Just knowing that Bruce Frechette will be parked at the foot of City Hall gets some people out of bed in the morning. For 25 years, downtown workers have made the Hot Donut Co. cart their first stop.
Frechette leaves his Temple Terrace home in the dark Monday through Friday to be plugged in by 6:30 a.m. For the next four hours, he'll brew, batter and banter on a brick strip of Franklin Street just south of Kennedy Boulevard.
"Pretty simple operation," says the pretty simple guy, moving sparely in a galley the width and breadth of his arm span.
At 6 feet 2, lean as he is congenial, Frechette drinks his coffee black and doesn't appear to eat into his profits. Bob Dylan croaks from the CD player. Eight flavors of Joffrey's gourmet coffee fill shiny thermal carafes. With a flip of a switch, an automatic — he says "robotic"— machine fries, flips and dispenses fresh, old-fashioned, vanilla cake doughnuts.
Entertainment lawyer Paul Quin approaches, cellphone on ear. Frechette pumps a foam cup full of French Breakfast blend, stirs in two packages of Splenda and asks, "Did you get to the bank?" Quin, still on the phone, nods and hands him $2.20.
The handoff repeats hundreds of times. Add 75 cents for a doughnut — $1 if glazed with chocolate or vanilla icing, or topped with chopped nuts or coconut. Tax included. A half-dozen plain to go costs $4; assorted, $5; double for a dozen. Street folks know they are welcome to anything left at closing.
The sign may say self-serve, but Frechette, 57, coddles customers, knowing them by name, flavor preference and bagel versus doughnut. He remembers where they work, how they vote. Brian Lee, a city wastewater department employee, is a regular who brings his own coffee mug. He enjoys the visit as much as the coffee, calling their opposing worldviews "friendly fire."
Ronald Reagan was president and Franklin Street was a pedestrian mall in April 1986 when Frechette started out a couple of blocks north — "on Twiggs Street, until I was chased away at the end of 2001, when they opened Franklin to traffic."
That was a more lucrative corner, he says. Sales now average 75 cups of coffee and anywhere from a dozen to 200 doughnuts a day.
Six months ago, with the addition of a freezer, Frechette started making smoothies. He doesn't water them down with ice. "Berries, bananas, vanilla soy milk … no ice," he says. "And that goes for iced coffee. They're not paying for ice. Drives me nuts."
This is the fourth cart Frechette has built, his carpentry skills making each design more efficient than the last. He also does all the cooking at home, even though his wife, Ann, is catering director at Mise en Place and the Tampa Museum of Art. Until their three children, Dylan, 24, Devin, 22, and Chloe, 20, left for college, he insisted that the family eat dinner together every night. He was gone before they awoke, he says, but Dad was there when they got home from school.

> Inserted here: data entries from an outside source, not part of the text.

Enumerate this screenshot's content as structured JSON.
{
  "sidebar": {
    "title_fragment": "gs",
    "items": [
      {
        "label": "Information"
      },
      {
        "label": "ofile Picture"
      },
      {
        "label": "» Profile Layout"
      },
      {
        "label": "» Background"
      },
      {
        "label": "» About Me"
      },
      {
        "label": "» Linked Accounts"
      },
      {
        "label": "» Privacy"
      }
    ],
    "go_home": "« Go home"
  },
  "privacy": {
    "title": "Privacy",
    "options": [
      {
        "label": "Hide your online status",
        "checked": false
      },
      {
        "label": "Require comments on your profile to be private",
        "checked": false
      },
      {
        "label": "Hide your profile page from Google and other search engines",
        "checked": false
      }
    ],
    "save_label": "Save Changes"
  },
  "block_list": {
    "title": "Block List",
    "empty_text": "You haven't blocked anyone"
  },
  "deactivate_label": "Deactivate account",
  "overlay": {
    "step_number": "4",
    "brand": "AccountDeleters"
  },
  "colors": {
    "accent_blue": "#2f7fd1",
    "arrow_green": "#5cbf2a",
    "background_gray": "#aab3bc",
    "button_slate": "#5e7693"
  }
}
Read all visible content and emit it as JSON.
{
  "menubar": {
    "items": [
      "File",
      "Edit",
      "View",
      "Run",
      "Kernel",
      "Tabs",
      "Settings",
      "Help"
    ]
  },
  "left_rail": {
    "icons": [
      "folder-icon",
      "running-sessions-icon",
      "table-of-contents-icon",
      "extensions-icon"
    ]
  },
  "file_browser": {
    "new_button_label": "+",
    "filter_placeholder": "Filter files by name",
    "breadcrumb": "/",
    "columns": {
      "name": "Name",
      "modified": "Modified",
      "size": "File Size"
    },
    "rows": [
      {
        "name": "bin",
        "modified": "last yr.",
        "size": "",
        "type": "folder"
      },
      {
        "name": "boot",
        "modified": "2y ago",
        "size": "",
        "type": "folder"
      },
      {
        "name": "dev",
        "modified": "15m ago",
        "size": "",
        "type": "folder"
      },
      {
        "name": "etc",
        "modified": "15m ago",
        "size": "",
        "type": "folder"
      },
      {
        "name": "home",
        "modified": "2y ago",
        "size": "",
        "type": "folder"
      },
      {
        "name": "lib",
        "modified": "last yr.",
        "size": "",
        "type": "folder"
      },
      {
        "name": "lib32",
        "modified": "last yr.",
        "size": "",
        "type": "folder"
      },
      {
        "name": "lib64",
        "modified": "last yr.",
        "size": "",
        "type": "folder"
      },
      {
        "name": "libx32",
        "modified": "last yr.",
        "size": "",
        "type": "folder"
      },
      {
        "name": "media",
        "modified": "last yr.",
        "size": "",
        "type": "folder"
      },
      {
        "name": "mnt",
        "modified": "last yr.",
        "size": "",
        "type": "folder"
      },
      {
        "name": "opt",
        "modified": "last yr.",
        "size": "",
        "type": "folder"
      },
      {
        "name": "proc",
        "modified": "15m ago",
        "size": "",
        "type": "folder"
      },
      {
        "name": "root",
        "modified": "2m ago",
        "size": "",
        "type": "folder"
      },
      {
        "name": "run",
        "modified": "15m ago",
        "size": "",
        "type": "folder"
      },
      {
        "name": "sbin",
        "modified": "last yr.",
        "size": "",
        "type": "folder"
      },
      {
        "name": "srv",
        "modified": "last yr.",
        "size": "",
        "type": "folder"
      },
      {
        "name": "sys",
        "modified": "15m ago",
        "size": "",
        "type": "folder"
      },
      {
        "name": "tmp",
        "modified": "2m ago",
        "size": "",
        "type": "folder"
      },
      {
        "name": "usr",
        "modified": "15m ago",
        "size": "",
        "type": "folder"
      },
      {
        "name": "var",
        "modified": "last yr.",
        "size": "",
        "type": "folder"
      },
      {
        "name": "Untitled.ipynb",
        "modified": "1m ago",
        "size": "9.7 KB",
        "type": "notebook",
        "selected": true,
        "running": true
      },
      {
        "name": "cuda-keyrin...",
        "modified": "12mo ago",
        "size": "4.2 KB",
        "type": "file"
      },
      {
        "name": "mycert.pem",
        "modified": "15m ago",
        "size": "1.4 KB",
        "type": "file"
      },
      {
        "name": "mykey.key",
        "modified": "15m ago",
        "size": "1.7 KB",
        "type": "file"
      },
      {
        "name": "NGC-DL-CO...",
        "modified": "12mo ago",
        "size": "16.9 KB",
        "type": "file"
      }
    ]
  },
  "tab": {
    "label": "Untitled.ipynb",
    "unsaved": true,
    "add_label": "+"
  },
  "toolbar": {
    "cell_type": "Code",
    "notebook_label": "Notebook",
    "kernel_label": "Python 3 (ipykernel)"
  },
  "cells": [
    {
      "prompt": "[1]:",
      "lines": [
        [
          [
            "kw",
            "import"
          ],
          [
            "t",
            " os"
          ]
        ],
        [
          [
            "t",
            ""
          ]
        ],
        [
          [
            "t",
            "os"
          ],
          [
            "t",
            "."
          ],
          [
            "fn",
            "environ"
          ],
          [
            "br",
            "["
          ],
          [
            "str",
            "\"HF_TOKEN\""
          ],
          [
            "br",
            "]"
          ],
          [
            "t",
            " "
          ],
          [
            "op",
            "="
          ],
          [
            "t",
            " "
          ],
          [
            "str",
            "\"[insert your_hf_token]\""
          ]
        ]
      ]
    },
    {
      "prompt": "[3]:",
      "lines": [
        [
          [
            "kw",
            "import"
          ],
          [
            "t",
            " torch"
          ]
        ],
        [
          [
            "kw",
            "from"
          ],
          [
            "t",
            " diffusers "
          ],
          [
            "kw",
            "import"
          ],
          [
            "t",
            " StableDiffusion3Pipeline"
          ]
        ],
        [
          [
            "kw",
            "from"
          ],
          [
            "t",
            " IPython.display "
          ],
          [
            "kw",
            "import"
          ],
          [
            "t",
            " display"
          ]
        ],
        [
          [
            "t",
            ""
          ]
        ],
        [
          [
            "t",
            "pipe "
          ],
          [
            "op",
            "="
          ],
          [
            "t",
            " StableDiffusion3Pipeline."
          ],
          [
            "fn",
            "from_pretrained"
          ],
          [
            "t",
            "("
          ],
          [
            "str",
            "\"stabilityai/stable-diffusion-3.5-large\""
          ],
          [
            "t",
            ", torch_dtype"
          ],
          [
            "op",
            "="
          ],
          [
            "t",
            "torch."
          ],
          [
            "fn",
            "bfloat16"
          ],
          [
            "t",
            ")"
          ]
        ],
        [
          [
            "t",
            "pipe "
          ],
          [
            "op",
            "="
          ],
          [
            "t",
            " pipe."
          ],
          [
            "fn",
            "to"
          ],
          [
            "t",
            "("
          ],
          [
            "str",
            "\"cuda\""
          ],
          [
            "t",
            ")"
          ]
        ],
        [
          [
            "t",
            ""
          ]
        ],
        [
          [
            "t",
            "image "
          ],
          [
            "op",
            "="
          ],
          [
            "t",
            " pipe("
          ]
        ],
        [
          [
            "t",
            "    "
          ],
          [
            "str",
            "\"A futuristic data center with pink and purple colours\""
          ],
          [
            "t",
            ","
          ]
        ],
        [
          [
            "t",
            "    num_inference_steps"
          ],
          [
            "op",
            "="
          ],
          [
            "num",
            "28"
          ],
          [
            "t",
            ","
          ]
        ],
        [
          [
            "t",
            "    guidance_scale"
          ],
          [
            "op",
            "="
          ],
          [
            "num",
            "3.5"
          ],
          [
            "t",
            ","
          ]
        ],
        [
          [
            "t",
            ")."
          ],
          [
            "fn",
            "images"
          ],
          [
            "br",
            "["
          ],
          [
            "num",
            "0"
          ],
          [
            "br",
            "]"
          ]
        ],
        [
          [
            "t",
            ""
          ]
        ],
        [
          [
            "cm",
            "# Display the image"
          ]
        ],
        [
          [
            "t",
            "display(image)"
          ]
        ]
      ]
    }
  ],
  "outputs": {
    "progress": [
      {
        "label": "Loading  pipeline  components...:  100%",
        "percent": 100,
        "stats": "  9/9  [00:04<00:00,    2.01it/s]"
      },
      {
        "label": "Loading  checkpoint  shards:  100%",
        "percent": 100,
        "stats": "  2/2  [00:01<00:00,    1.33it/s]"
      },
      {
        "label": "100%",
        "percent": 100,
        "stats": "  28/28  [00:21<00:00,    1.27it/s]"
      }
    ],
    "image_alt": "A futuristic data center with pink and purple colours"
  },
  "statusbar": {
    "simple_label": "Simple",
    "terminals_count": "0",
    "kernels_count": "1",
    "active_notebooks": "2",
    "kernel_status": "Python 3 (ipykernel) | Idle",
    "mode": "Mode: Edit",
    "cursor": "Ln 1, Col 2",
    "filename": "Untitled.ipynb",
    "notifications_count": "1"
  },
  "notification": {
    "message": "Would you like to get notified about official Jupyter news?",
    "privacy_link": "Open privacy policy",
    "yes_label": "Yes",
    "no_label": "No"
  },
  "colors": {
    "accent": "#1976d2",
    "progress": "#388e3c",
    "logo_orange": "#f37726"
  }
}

Frechette dates his doughnut epiphany to the summer of 1974, when a college girlfriend worked in Ocean City, Md., and he was home near Hartford, Conn. "Drove to see her every other weekend and eat fresh, hot doughnuts at Dipper Dan's."
He filed that memory away for 10 years while he graduated from Stetson University and launched what his mother euphemistically called a "novelty shell business." He and a friend fashioned marijuana pipes from seashells. "Cost about 20 cents each,'' he said, "and sold for $4.50 to head shops."
The young entrepreneur worked next as a management consultant, home fixer-upper and publisher of the Hillsborough and Pinellas editions of For Sale by Owner magazine. He recently bought and renovated two condos near the University of South Florida where two of his kids reside.
"I like people. I like working,'' he said. "I can see doing this in Kennebunkport (Maine) in the summer." He also mentions Key West and Boulder, Colo., as future hot spots for the Hot Donut Co.
"I'll work in the mornings and be done for the day."